South Africa’s currency retreated as much as 1.6 percent to 8.3268, the weakest since Oct. 4, and traded 1.2 percent down at 8.2995 at 4:36 p.m. in Johannesburg, extending last week’s 3.2 percent decline. Against the euro, the rand weakened 0.8 percent to 11.1783.
The dollar gained against all but one of the 25 emerging- market currencies monitored by Bloomberg as investors sought safety. Emerging-market stocks fell for a fifth day, the longest losing streak since August, and the Standard & Poor’s GSCI index of 24 raw materials slumped to a two-week low.
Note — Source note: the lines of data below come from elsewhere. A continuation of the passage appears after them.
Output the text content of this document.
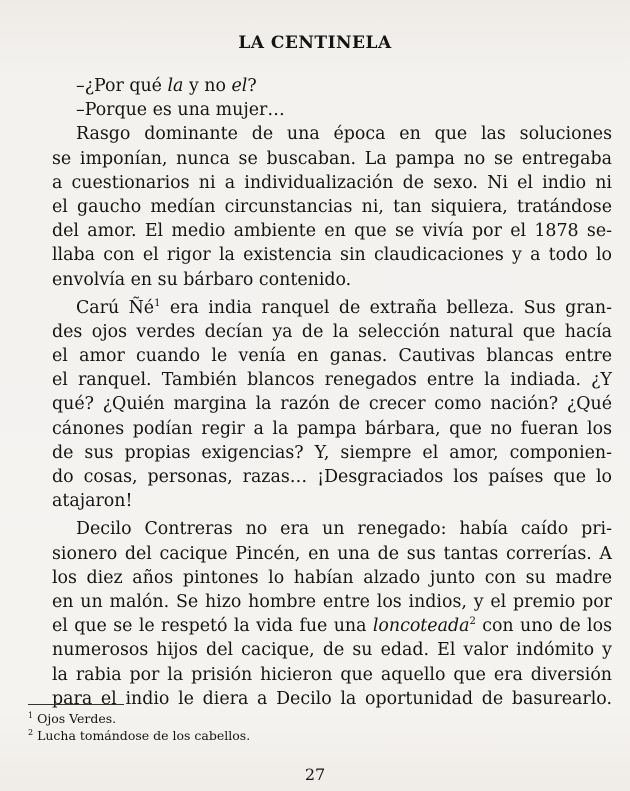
LA CENTINELA
–¿Por qué la y no el?
–Porque es una mujer…
Rasgo dominante de una época en que las soluciones
se imponían, nunca se buscaban. La pampa no se entregaba
a cuestionarios ni a individualización de sexo. Ni el indio ni
el gaucho medían circunstancias ni, tan siquiera, tratándose
del amor. El medio ambiente en que se vivía por el 1878 se-
llaba con el rigor la existencia sin claudicaciones y a todo lo
envolvía en su bárbaro contenido.
Carú $Ñé^1$ era india ranquel de extraña belleza. Sus gran-
des ojos verdes decían ya de la selección natural que hacía
el amor cuando le venía en ganas. Cautivas blancas entre
el ranquel. También blancos renegados entre la indiada. ¿Y
qué? ¿Quién margina la razón de crecer como nación? ¿Qué
cánones podían regir a la pampa bárbara, que no fueran los
de sus propias exigencias? Y, siempre el amor, componien-
do cosas, personas, razas… ¡Desgraciados los países que lo
atajaron!
Decilo Contreras no era un renegado: había caído pri-
sionero del cacique Pincén, en una de sus tantas correrías. A
los diez años pintones lo habían alzado junto con su madre
en un malón. Se hizo hombre entre los indios, y el premio por
el que se le respetó la vida fue una loncoteada$^2$ con uno de los
numerosos hijos del cacique, de su edad. El valor indómito y
la rabia por la prisión hicieron que aquello que era diversión
para el indio le diera a Decilo la oportunidad de basurearlo.
$^1$ Ojos Verdes.
$^2$ Lucha tomándose de los cabellos.
27
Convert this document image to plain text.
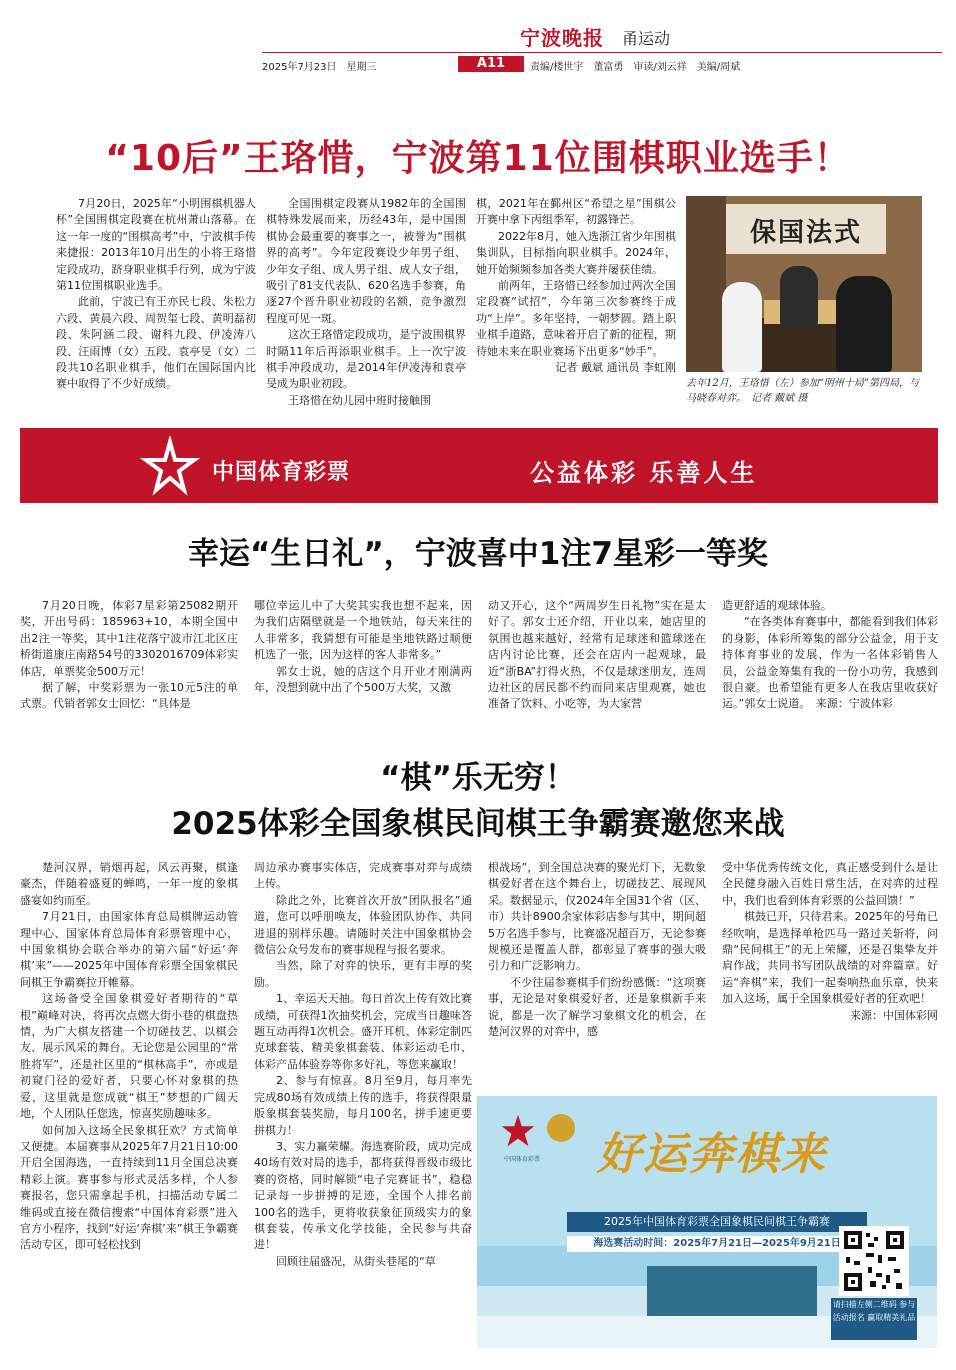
宁波晚报 甬运动
2025年7月23日　星期三	A11	责编/楼世宇　董富勇　审读/刘云祥　美编/周斌
“10后”王珞惜，宁波第11位围棋职业选手！

7月20日，2025年“小明围棋机器人杯”全国围棋定段赛在杭州萧山落幕。在这一年一度的“围棋高考”中，宁波棋手传来捷报：2013年10月出生的小将王珞惜定段成功，跻身职业棋手行列，成为宁波第11位围棋职业选手。

此前，宁波已有王亦民七段、朱松力六段、黄晨六段、周贺玺七段、黄明磊初段、朱阿涵二段、谢科九段、伊凌涛八段、汪雨博（女）五段、袁亭旻（女）二段共10名职业棋手，他们在国际国内比赛中取得了不少好成绩。

全国围棋定段赛从1982年的全国围棋特殊发展而来，历经43年，是中国围棋协会最重要的赛事之一，被誉为“围棋界的高考”。今年定段赛设少年男子组、少年女子组、成人男子组、成人女子组，吸引了81支代表队、620名选手参赛，角逐27个晋升职业初段的名额，竞争激烈程度可见一斑。

这次王珞惜定段成功，是宁波围棋界时隔11年后再添职业棋手。上一次宁波棋手冲段成功，是2014年伊凌涛和袁亭旻成为职业初段。

王珞惜在幼儿园中班时接触围

棋，2021年在鄞州区“希望之星”围棋公开赛中拿下丙组季军，初露锋芒。

2022年8月，她入选浙江省少年围棋集训队，目标指向职业棋手。2024年，她开始频频参加各类大赛并屡获佳绩。

前两年，王珞惜已经参加过两次全国定段赛“试招”，今年第三次参赛终于成功“上岸”。多年坚持，一朝梦圆。踏上职业棋手道路，意味着开启了新的征程，期待她未来在职业赛场下出更多“妙手”。

记者 戴斌 通讯员 李虹刚

保国法式
去年12月，王珞惜（左）参加“明州十局”第四局，与马晓春对弈。　记者 戴斌 摄
中国体育彩票	公益体彩 乐善人生
幸运“生日礼”，宁波喜中1注7星彩一等奖

7月20日晚，体彩7星彩第25082期开奖，开出号码：185963+10，本期全国中出2注一等奖，其中1注花落宁波市江北区庄桥街道康庄南路54号的3302016709体彩实体店，单票奖金500万元！

据了解，中奖彩票为一张10元5注的单式票。代销者郭女士回忆：“具体是

哪位幸运儿中了大奖其实我也想不起来，因为我们店隔壁就是一个地铁站，每天来往的人非常多，我猜想有可能是坐地铁路过顺便机选了一张，因为这样的客人非常多。”

郭女士说，她的店这个月开业才刚满两年，没想到就中出了个500万大奖，又激

动又开心，这个“两周岁生日礼物”实在是太好了。郭女士还介绍，开业以来，她店里的氛围也越来越好，经常有足球迷和篮球迷在店内讨论比赛，还会在店内一起观球，最近“浙BA”打得火热，不仅是球迷朋友，连周边社区的居民都不约而同来店里观赛，她也准备了饮料、小吃等，为大家营

造更舒适的观球体验。

“在各类体育赛事中，都能看到我们体彩的身影，体彩所筹集的部分公益金，用于支持体育事业的发展，作为一名体彩销售人员，公益金筹集有我的一份小功劳，我感到很自豪。也希望能有更多人在我店里收获好运。”郭女士说道。　来源：宁波体彩

“棋”乐无穷！
2025体彩全国象棋民间棋王争霸赛邀您来战

楚河汉界，销烟再起，风云再聚，棋逢豪杰，伴随着盛夏的蝉鸣，一年一度的象棋盛宴如约而至。

7月21日，由国家体育总局棋牌运动管理中心、国家体育总局体育彩票管理中心、中国象棋协会联合举办的第六届“好运‘奔棋’来”——2025年中国体育彩票全国象棋民间棋王争霸赛拉开帷幕。

这场备受全国象棋爱好者期待的“草根”巅峰对决，将再次点燃大街小巷的棋盘热情，为广大棋友搭建一个切磋技艺、以棋会友、展示风采的舞台。无论您是公园里的“常胜将军”，还是社区里的“棋林高手”，亦或是初窥门径的爱好者，只要心怀对象棋的热爱，这里就是您成就“棋王”梦想的广阔天地，个人团队任您选，惊喜奖励趣味多。

如何加入这场全民象棋狂欢？方式简单又便捷。本届赛事从2025年7月21日10:00开启全国海选，一直持续到11月全国总决赛精彩上演。赛事参与形式灵活多样，个人参赛报名，您只需拿起手机，扫描活动专属二维码或直接在微信搜索“中国体育彩票”进入官方小程序，找到“好运‘奔棋’来”棋王争霸赛活动专区，即可轻松找到

周边承办赛事实体店，完成赛事对弈与成绩上传。

除此之外，比赛首次开放“团队报名”通道，您可以呼朋唤友，体验团队协作、共同进退的别样乐趣。请随时关注中国象棋协会微信公众号发布的赛事规程与报名要求。

当然，除了对弈的快乐，更有丰厚的奖励。

1、幸运天天抽。每日首次上传有效比赛成绩，可获得1次抽奖机会，完成当日趣味答题互动再得1次机会。盛开耳机、体彩定制匹克球套装、精美象棋套装、体彩运动毛巾、体彩产品体验券等你多好礼，等您来赢取！

2、参与有惊喜。8月至9月，每月率先完成80场有效成绩上传的选手，将获得限量版象棋套装奖励，每月100名，拼手速更要拼棋力！

3、实力赢荣耀。海选赛阶段，成功完成40场有效对局的选手，都将获得晋级市级比赛的资格，同时解锁“电子完赛证书”，稳稳记录每一步拼搏的足迹，全国个人排名前100名的选手，更将收获象征顶级实力的象棋套装，传承文化学技能，全民参与共奋进！

回顾往届盛况，从街头巷尾的“草

根战场”，到全国总决赛的聚光灯下，无数象棋爱好者在这个舞台上，切磋技艺、展现风采。数据显示，仅2024年全国31个省（区、市）共计8900余家体彩店参与其中，期间超5万名选手参与，比赛盛况超百万，无论参赛规模还是覆盖人群，都彰显了赛事的强大吸引力和广泛影响力。

不少往届参赛棋手们纷纷感慨：“这项赛事，无论是对象棋爱好者，还是象棋新手来说，都是一次了解学习象棋文化的机会，在楚河汉界的对弈中，感

受中华优秀传统文化，真正感受到什么是让全民健身融入百姓日常生活，在对弈的过程中，我们也看到体育彩票的公益回馈！”

棋鼓已开，只待君来。2025年的号角已经吹响，是选择单枪匹马一路过关斩将，问鼎“民间棋王”的无上荣耀，还是召集挚友并肩作战，共同书写团队战绩的对弈篇章。好运“奔棋”来，我们一起奏响热血乐章，快来加入这场，属于全国象棋爱好者的狂欢吧！

来源：中国体彩网

中国体育彩票	好运奔棋来
2025年中国体育彩票全国象棋民间棋王争霸赛
海选赛活动时间：2025年7月21日—2025年9月21日
请扫描左侧二维码 参与活动报名 赢取精美礼品
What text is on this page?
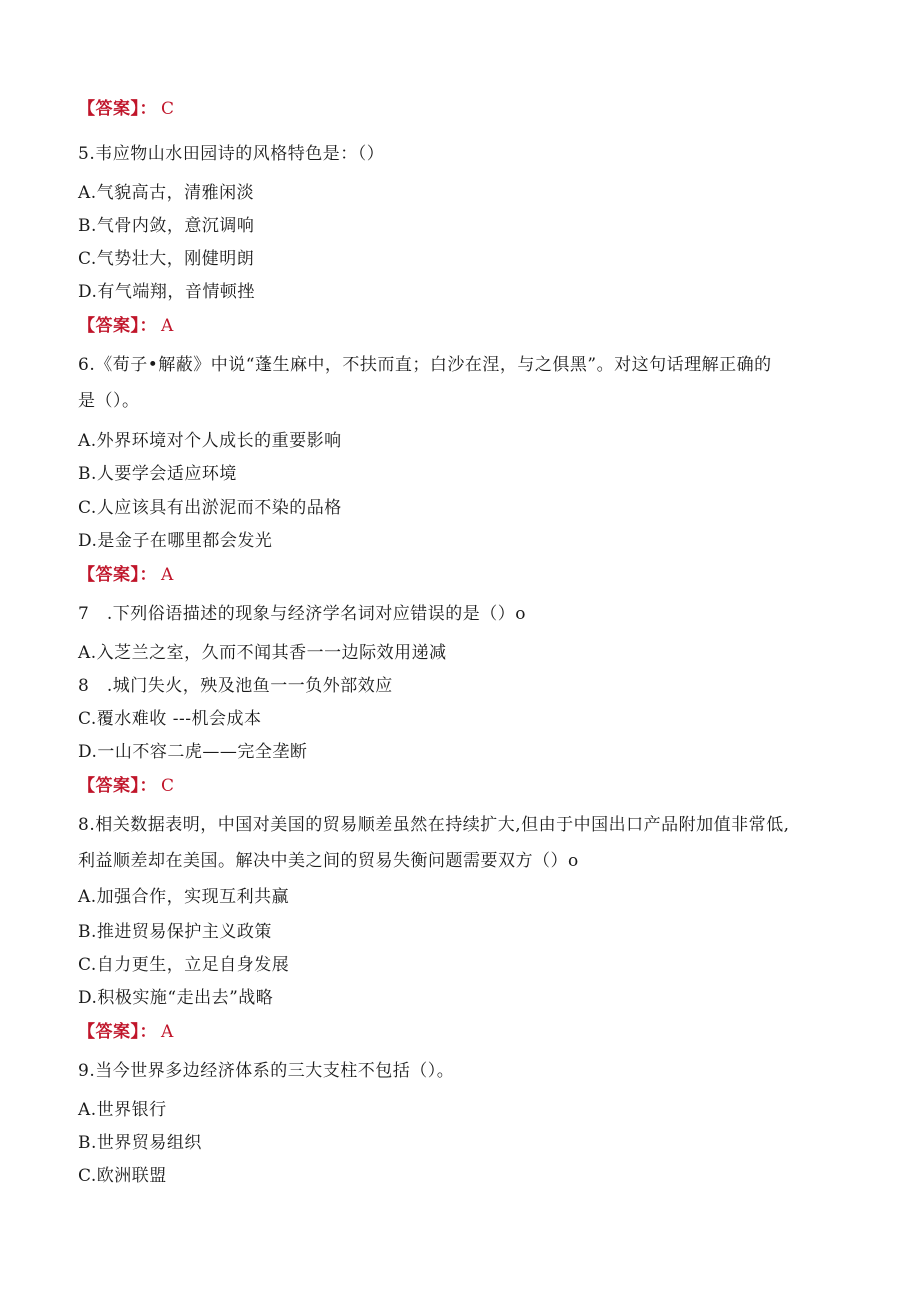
【答案】： C
5.韦应物山水田园诗的风格特色是：（）
A.气貌高古，清雅闲淡
B.气骨内敛，意沉调响
C.气势壮大，刚健明朗
D.有气端翔，音情顿挫
【答案】： A
6.《荀子•解蔽》中说“蓬生麻中，不扶而直；白沙在涅，与之俱黑”。对这句话理解正确的
是（）。
A.外界环境对个人成长的重要影响
B.人要学会适应环境
C.人应该具有出淤泥而不染的品格
D.是金子在哪里都会发光
【答案】： A
7　.下列俗语描述的现象与经济学名词对应错误的是（）o
A.入芝兰之室，久而不闻其香一一边际效用递减
8　.城门失火，殃及池鱼一一负外部效应
C.覆水难收 ---机会成本
D.一山不容二虎——完全垄断
【答案】： C
8.相关数据表明，中国对美国的贸易顺差虽然在持续扩大,但由于中国出口产品附加值非常低,
利益顺差却在美国。解决中美之间的贸易失衡问题需要双方（）o
A.加强合作，实现互利共赢
B.推进贸易保护主义政策
C.自力更生，立足自身发展
D.积极实施“走出去”战略
【答案】： A
9.当今世界多边经济体系的三大支柱不包括（）。
A.世界银行
B.世界贸易组织
C.欧洲联盟
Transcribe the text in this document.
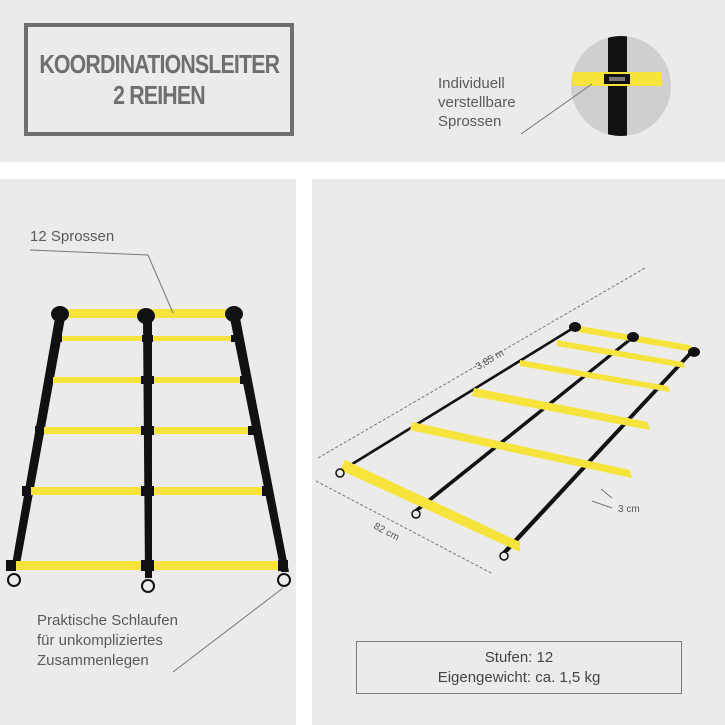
KOORDINATIONSLEITER
2 REIHEN
3,85 m
82 cm
3 cm
Individuell
verstellbare
Sprossen
12 Sprossen
Praktische Schlaufen
für unkompliziertes
Zusammenlegen	Stufen: 12
Eigengewicht: ca. 1,5 kg
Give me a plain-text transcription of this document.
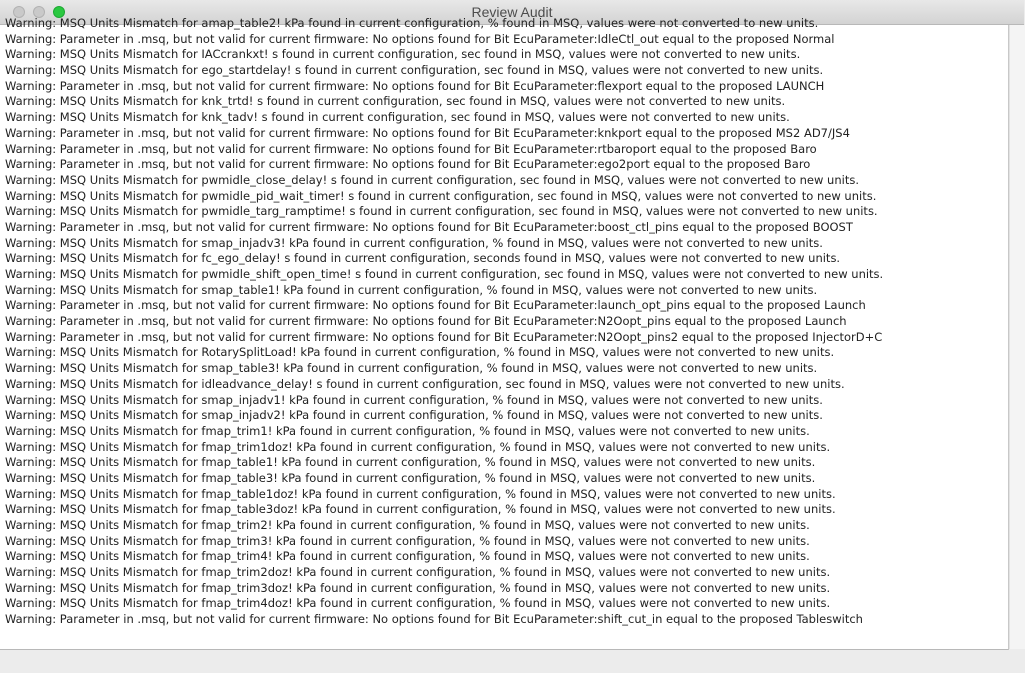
Review Audit
Warning: MSQ Units Mismatch for amap_table2! kPa found in current configuration, % found in MSQ, values were not converted to new units.
Warning: Parameter in .msq, but not valid for current firmware: No options found for Bit EcuParameter:IdleCtl_out equal to the proposed Normal
Warning: MSQ Units Mismatch for IACcrankxt! s found in current configuration, sec found in MSQ, values were not converted to new units.
Warning: MSQ Units Mismatch for ego_startdelay! s found in current configuration, sec found in MSQ, values were not converted to new units.
Warning: Parameter in .msq, but not valid for current firmware: No options found for Bit EcuParameter:flexport equal to the proposed LAUNCH
Warning: MSQ Units Mismatch for knk_trtd! s found in current configuration, sec found in MSQ, values were not converted to new units.
Warning: MSQ Units Mismatch for knk_tadv! s found in current configuration, sec found in MSQ, values were not converted to new units.
Warning: Parameter in .msq, but not valid for current firmware: No options found for Bit EcuParameter:knkport equal to the proposed MS2 AD7/JS4
Warning: Parameter in .msq, but not valid for current firmware: No options found for Bit EcuParameter:rtbaroport equal to the proposed Baro
Warning: Parameter in .msq, but not valid for current firmware: No options found for Bit EcuParameter:ego2port equal to the proposed Baro
Warning: MSQ Units Mismatch for pwmidle_close_delay! s found in current configuration, sec found in MSQ, values were not converted to new units.
Warning: MSQ Units Mismatch for pwmidle_pid_wait_timer! s found in current configuration, sec found in MSQ, values were not converted to new units.
Warning: MSQ Units Mismatch for pwmidle_targ_ramptime! s found in current configuration, sec found in MSQ, values were not converted to new units.
Warning: Parameter in .msq, but not valid for current firmware: No options found for Bit EcuParameter:boost_ctl_pins equal to the proposed BOOST
Warning: MSQ Units Mismatch for smap_injadv3! kPa found in current configuration, % found in MSQ, values were not converted to new units.
Warning: MSQ Units Mismatch for fc_ego_delay! s found in current configuration, seconds found in MSQ, values were not converted to new units.
Warning: MSQ Units Mismatch for pwmidle_shift_open_time! s found in current configuration, sec found in MSQ, values were not converted to new units.
Warning: MSQ Units Mismatch for smap_table1! kPa found in current configuration, % found in MSQ, values were not converted to new units.
Warning: Parameter in .msq, but not valid for current firmware: No options found for Bit EcuParameter:launch_opt_pins equal to the proposed Launch
Warning: Parameter in .msq, but not valid for current firmware: No options found for Bit EcuParameter:N2Oopt_pins equal to the proposed Launch
Warning: Parameter in .msq, but not valid for current firmware: No options found for Bit EcuParameter:N2Oopt_pins2 equal to the proposed InjectorD+C
Warning: MSQ Units Mismatch for RotarySplitLoad! kPa found in current configuration, % found in MSQ, values were not converted to new units.
Warning: MSQ Units Mismatch for smap_table3! kPa found in current configuration, % found in MSQ, values were not converted to new units.
Warning: MSQ Units Mismatch for idleadvance_delay! s found in current configuration, sec found in MSQ, values were not converted to new units.
Warning: MSQ Units Mismatch for smap_injadv1! kPa found in current configuration, % found in MSQ, values were not converted to new units.
Warning: MSQ Units Mismatch for smap_injadv2! kPa found in current configuration, % found in MSQ, values were not converted to new units.
Warning: MSQ Units Mismatch for fmap_trim1! kPa found in current configuration, % found in MSQ, values were not converted to new units.
Warning: MSQ Units Mismatch for fmap_trim1doz! kPa found in current configuration, % found in MSQ, values were not converted to new units.
Warning: MSQ Units Mismatch for fmap_table1! kPa found in current configuration, % found in MSQ, values were not converted to new units.
Warning: MSQ Units Mismatch for fmap_table3! kPa found in current configuration, % found in MSQ, values were not converted to new units.
Warning: MSQ Units Mismatch for fmap_table1doz! kPa found in current configuration, % found in MSQ, values were not converted to new units.
Warning: MSQ Units Mismatch for fmap_table3doz! kPa found in current configuration, % found in MSQ, values were not converted to new units.
Warning: MSQ Units Mismatch for fmap_trim2! kPa found in current configuration, % found in MSQ, values were not converted to new units.
Warning: MSQ Units Mismatch for fmap_trim3! kPa found in current configuration, % found in MSQ, values were not converted to new units.
Warning: MSQ Units Mismatch for fmap_trim4! kPa found in current configuration, % found in MSQ, values were not converted to new units.
Warning: MSQ Units Mismatch for fmap_trim2doz! kPa found in current configuration, % found in MSQ, values were not converted to new units.
Warning: MSQ Units Mismatch for fmap_trim3doz! kPa found in current configuration, % found in MSQ, values were not converted to new units.
Warning: MSQ Units Mismatch for fmap_trim4doz! kPa found in current configuration, % found in MSQ, values were not converted to new units.
Warning: Parameter in .msq, but not valid for current firmware: No options found for Bit EcuParameter:shift_cut_in equal to the proposed Tableswitch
South Africa’s benchmark stock index dropped for a fourth day, led by commodity exporters including Anglo American Plc and BHP Billiton Ltd.
“The rand is being weighed down by the euro-area concerns,” Nomvuyo Guma, a Johannesburg-based currency strategist at Standard Bank Group Ltd., Africa’s biggest rand trader, said in a phone interview. “If you add to that the U.S. situation, it really is a risk-off day.”
Italian bonds fell, sending yields higher, and Spain’s opposition won a parliamentary majority, making the ruling Socialists the fifth European government to be ejected amid the region’s debt crisis. A U.S. congressional committee is likely to announce today it failed to agree on deficit cuts, according to a Democratic aide who wasn’t authorized to discuss internal matters publicly and requested not to be identified.
South African Bonds
South African bonds declined, driving 10-year yields to the highest in a week, ahead of the release of inflation data on Nov. 23 which may show consumer prices rising to near the upper end of the central bank’s 3 percent to 6 percent target range.
The yield on 6.75 percent securities due 2021 rose seven basis points, or 0.07 percentage point, to 8.098 percent, the highest on a closing basis since Oct. 18.
South Africa’s consumer price index rose to 5.9 percent in October, from 5.7 percent the previous month, according to the median estimate of 18 economists in a Bloomberg survey.
“We think the risk to the inflation data is to the upside,” Rand Merchant Bank analysts led by Theuns de Wet said in a research note. “This, combined with the potential for the rand to remain under pressure, should keep bond yields elevated.”
Inflation will likely breach the target this quarter and peak in the first quarter of 2012, central bank Governor Gill Marcus said on Nov. 10.